= Hattar (village) =

Village in Punjab, Pakistan

Hattar is a major village located in Fateh Jang Tehsil, Attock District, Punjab, Pakistan. It is situated on the N-80 National Highway , 10 kilometers before the city of Fateh Jang on the route from Rawalpindi to Kohat.

Located southwest of Rawalpindi city, the village is 40 kilometers from Rawalpindi, 25 kilometers from Islamabad International Airport, and 17 kilometers from the M2 motorway's Fateh Jang Interchange, nestled at the foothills of the Kala Chitta mountain range. The Nandna stream, which passes west of the village, is the only water source. This water has been stored by constructing the Shahpur Dam at the foot of the Kala Chitta hills. The dam is a rich source of fish. On the Rawalpindi–Fateh Jang Road, beside the bridge over the Nandna stream, a recreational spot sells freshly cooked fish from the dam.

== Population and Other Information ==
According to the 2017 census, Hattar has a population of 8,456 people.
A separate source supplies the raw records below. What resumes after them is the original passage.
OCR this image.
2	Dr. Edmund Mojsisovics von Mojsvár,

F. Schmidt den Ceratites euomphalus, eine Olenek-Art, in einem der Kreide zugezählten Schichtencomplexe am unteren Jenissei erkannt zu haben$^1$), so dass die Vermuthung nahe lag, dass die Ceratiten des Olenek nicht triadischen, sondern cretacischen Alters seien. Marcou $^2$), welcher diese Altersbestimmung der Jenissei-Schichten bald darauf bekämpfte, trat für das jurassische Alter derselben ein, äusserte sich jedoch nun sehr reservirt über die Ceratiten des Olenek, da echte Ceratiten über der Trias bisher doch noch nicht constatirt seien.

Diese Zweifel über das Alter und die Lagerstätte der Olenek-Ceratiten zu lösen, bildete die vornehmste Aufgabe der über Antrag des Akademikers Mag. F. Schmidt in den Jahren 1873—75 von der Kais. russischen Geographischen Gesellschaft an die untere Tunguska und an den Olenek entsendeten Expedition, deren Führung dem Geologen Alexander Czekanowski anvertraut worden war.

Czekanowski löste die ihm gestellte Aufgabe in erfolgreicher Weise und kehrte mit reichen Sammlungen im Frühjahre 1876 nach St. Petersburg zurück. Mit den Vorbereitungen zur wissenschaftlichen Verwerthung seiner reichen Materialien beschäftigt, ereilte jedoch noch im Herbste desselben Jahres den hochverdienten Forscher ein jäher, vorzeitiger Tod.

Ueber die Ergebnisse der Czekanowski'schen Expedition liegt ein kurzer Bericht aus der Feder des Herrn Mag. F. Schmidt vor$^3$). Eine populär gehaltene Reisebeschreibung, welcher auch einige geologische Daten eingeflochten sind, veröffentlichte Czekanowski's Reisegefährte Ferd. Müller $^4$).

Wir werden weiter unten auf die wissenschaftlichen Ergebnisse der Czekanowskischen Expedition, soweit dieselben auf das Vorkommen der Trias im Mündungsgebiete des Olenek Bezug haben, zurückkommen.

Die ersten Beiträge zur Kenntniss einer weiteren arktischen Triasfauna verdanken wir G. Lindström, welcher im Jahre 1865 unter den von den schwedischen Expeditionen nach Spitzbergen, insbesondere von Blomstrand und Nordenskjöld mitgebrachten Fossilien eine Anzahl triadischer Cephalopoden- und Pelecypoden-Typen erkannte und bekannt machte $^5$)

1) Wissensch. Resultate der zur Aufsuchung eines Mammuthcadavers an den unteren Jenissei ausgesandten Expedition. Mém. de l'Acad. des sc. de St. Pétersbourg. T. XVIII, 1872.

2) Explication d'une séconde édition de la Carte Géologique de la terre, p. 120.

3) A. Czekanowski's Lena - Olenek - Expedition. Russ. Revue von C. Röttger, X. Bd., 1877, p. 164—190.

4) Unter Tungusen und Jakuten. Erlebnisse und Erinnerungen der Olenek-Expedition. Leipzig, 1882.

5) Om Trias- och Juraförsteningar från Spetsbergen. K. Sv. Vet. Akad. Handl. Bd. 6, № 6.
Most residents are involved in agriculture, while one-third are employed in various occupations. The inhabitants include Bhatti Rajputs, Awan Qutb Shahis, Arain, Kashmiri migrants, Jatts, and other ethnic groups. The entire population is Muslim, and all adhere to the Sunni Hanafi school of thought. The village hosts about a dozen mosques and two religious schools (madrasas) for women. There is one government high school each for boys and girls, along with three private educational institutions. A Basic Health Unit (BHU), established by the government, provides basic healthcare services.
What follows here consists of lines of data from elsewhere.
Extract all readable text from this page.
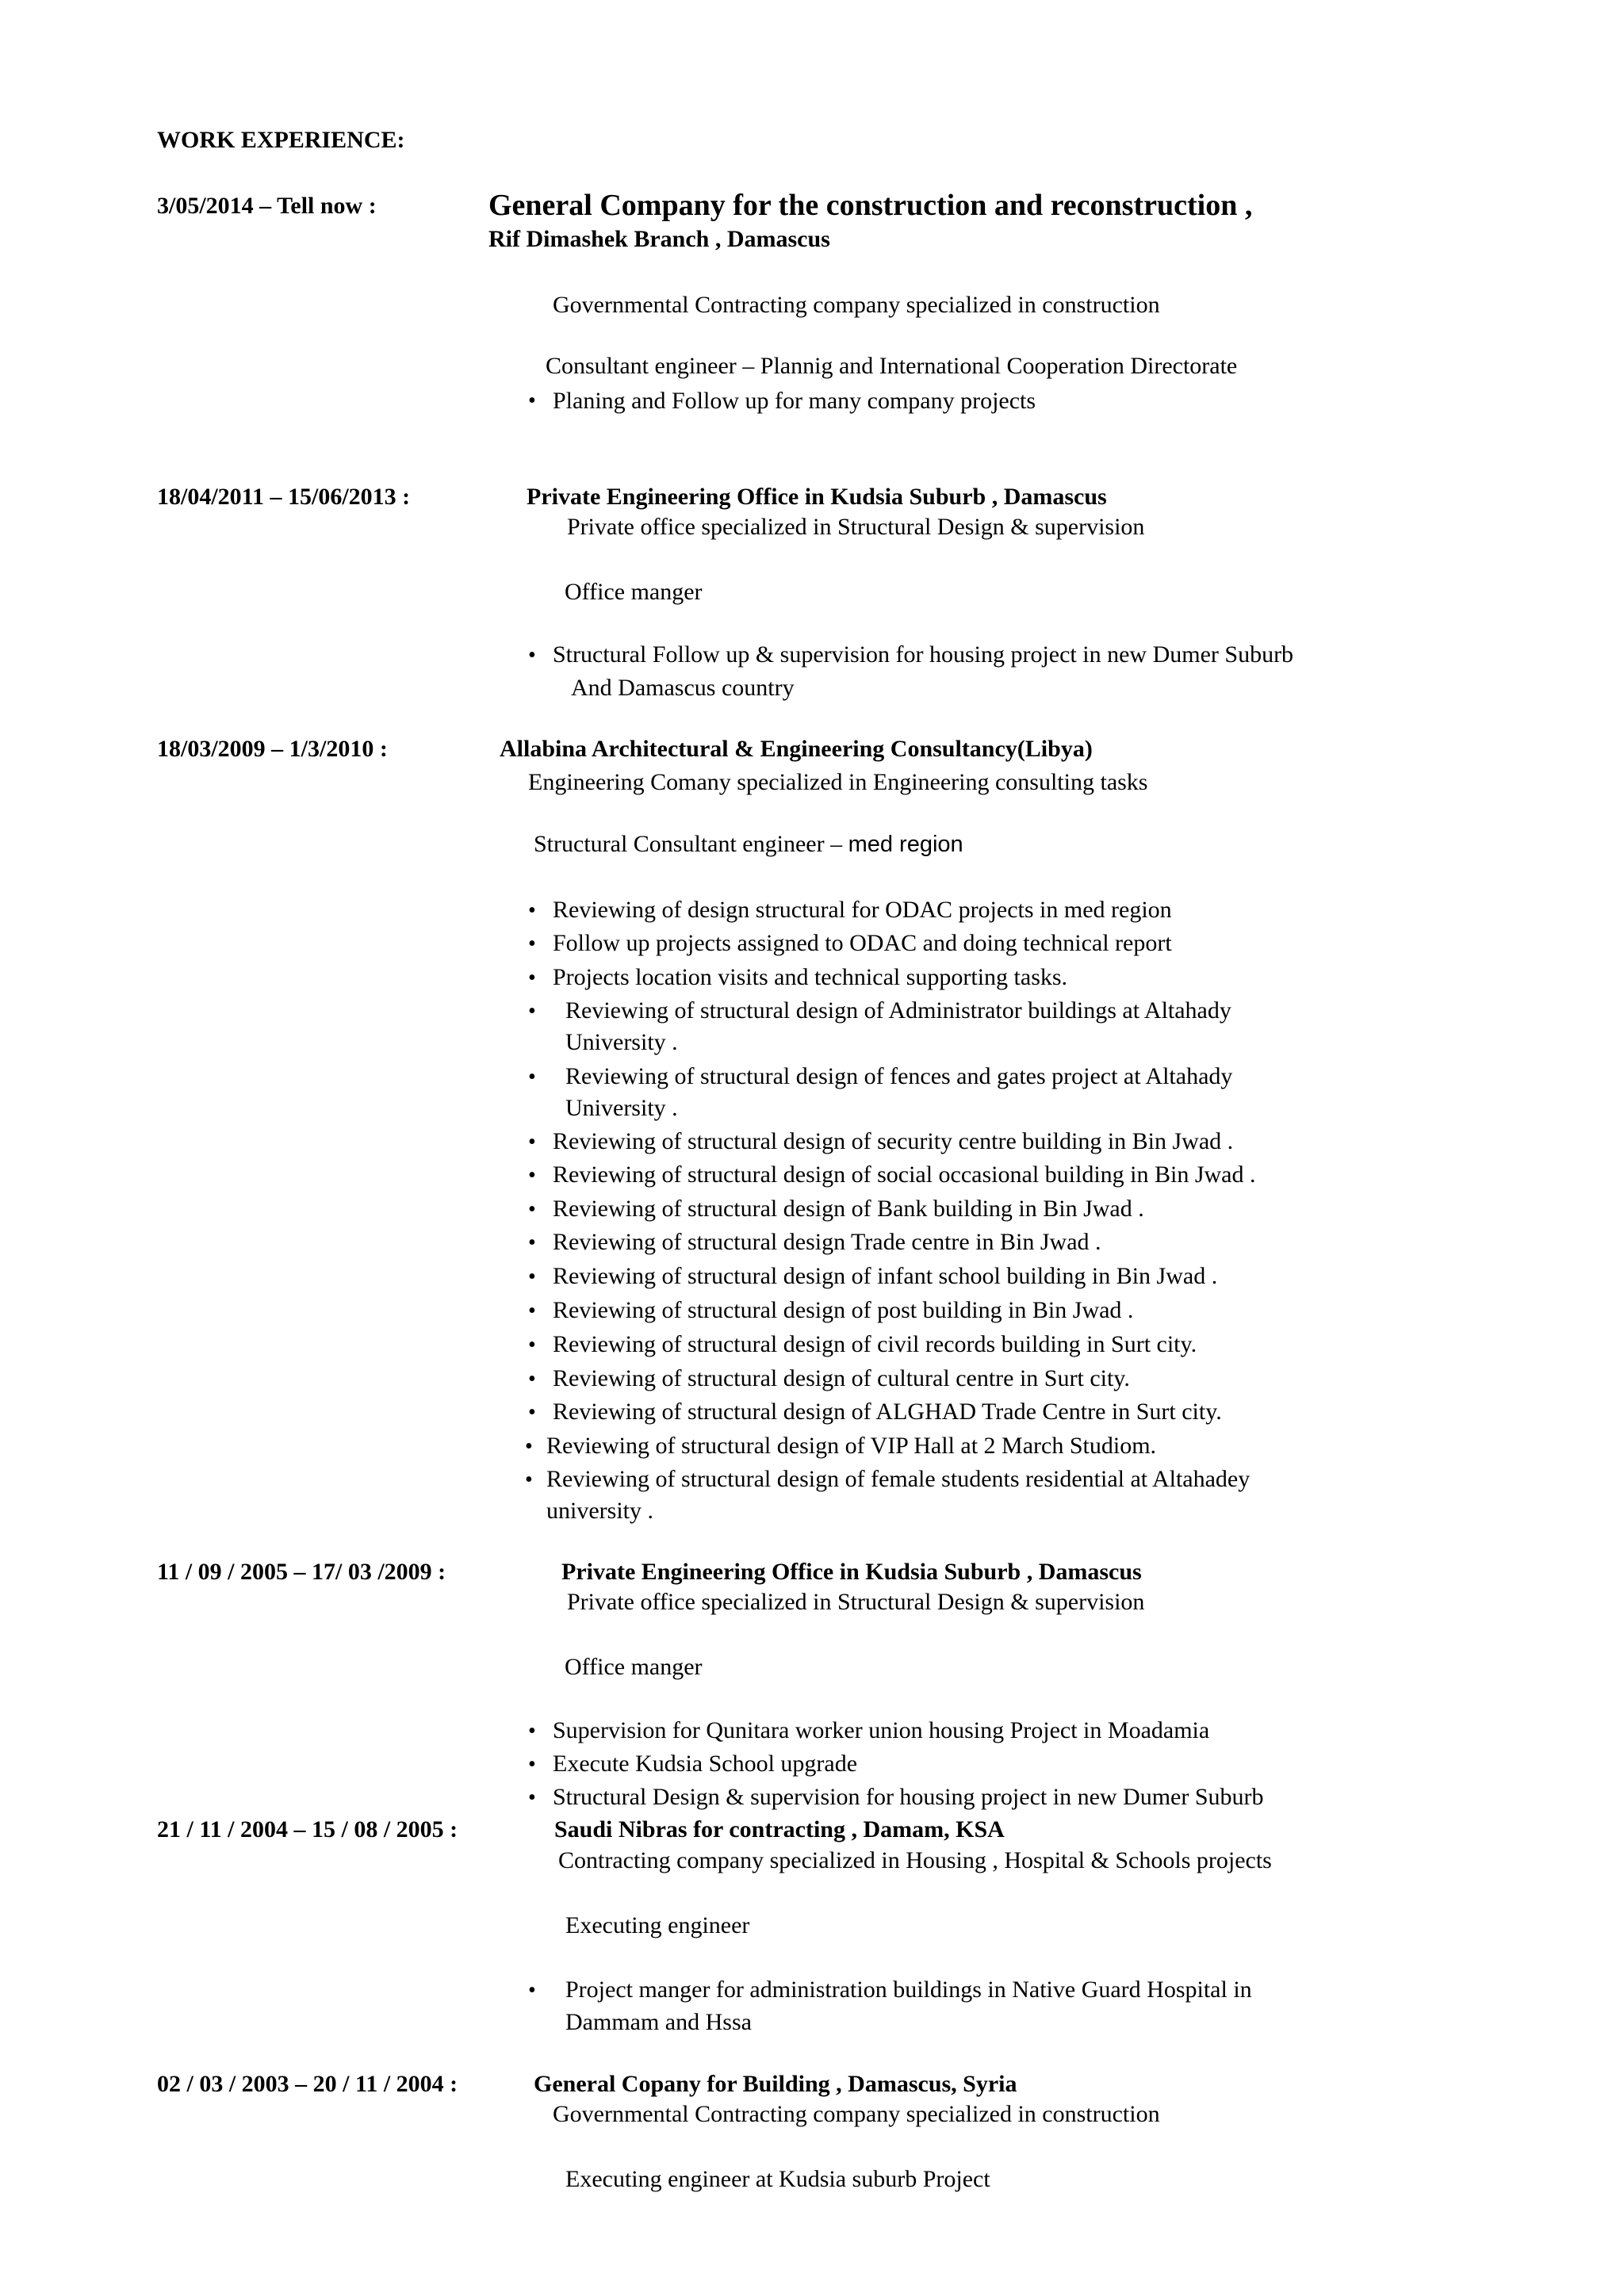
WORK EXPERIENCE:
3/05/2014 – Tell now :	General Company for the construction and reconstruction ,
Rif Dimashek Branch , Damascus
Governmental Contracting company specialized in construction
Consultant engineer – Plannig and International Cooperation Directorate
• Planing and Follow up for many company projects
18/04/2011 – 15/06/2013 :	Private Engineering Office in Kudsia Suburb , Damascus
Private office specialized in Structural Design & supervision
Office manger
• Structural Follow up & supervision for housing project in new Dumer Suburb
And Damascus country
18/03/2009 – 1/3/2010 :	Allabina Architectural & Engineering Consultancy(Libya)
Engineering Comany specialized in Engineering consulting tasks
Structural Consultant engineer – med region
• Reviewing of design structural for ODAC projects in med region
• Follow up projects assigned to ODAC and doing technical report
• Projects location visits and technical supporting tasks.
• Reviewing of structural design of Administrator buildings at Altahady
University .
• Reviewing of structural design of fences and gates project at Altahady
University .
• Reviewing of structural design of security centre building in Bin Jwad .
• Reviewing of structural design of social occasional building in Bin Jwad .
• Reviewing of structural design of Bank building in Bin Jwad .
• Reviewing of structural design Trade centre in Bin Jwad .
• Reviewing of structural design of infant school building in Bin Jwad .
• Reviewing of structural design of post building in Bin Jwad .
• Reviewing of structural design of civil records building in Surt city.
• Reviewing of structural design of cultural centre in Surt city.
• Reviewing of structural design of ALGHAD Trade Centre in Surt city.
• Reviewing of structural design of VIP Hall at 2 March Studiom.
• Reviewing of structural design of female students residential at Altahadey
university .
11 / 09 / 2005 – 17/ 03 /2009 :	Private Engineering Office in Kudsia Suburb , Damascus
Private office specialized in Structural Design & supervision
Office manger
• Supervision for Qunitara worker union housing Project in Moadamia
• Execute Kudsia School upgrade
• Structural Design & supervision for housing project in new Dumer Suburb
21 / 11 / 2004 – 15 / 08 / 2005 :	Saudi Nibras for contracting , Damam, KSA
Contracting company specialized in Housing , Hospital & Schools projects
Executing engineer
• Project manger for administration buildings in Native Guard Hospital in
Dammam and Hssa
02 / 03 / 2003 – 20 / 11 / 2004 :	General Copany for Building , Damascus, Syria
Governmental Contracting company specialized in construction
Executing engineer at Kudsia suburb Project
== Illegal housing society ==
In June 2019, Hattar was in the news when local municipal committee authorities declared 58 housing societies operating in Fatehjang illegal for operating without getting government approval. One of the illegal housing societies was in Hattar, identified as Avenue Phase-2 Housing, Hattar. Development and sale of land for residential purposes is unlawful without prior approval from the municipal authorities.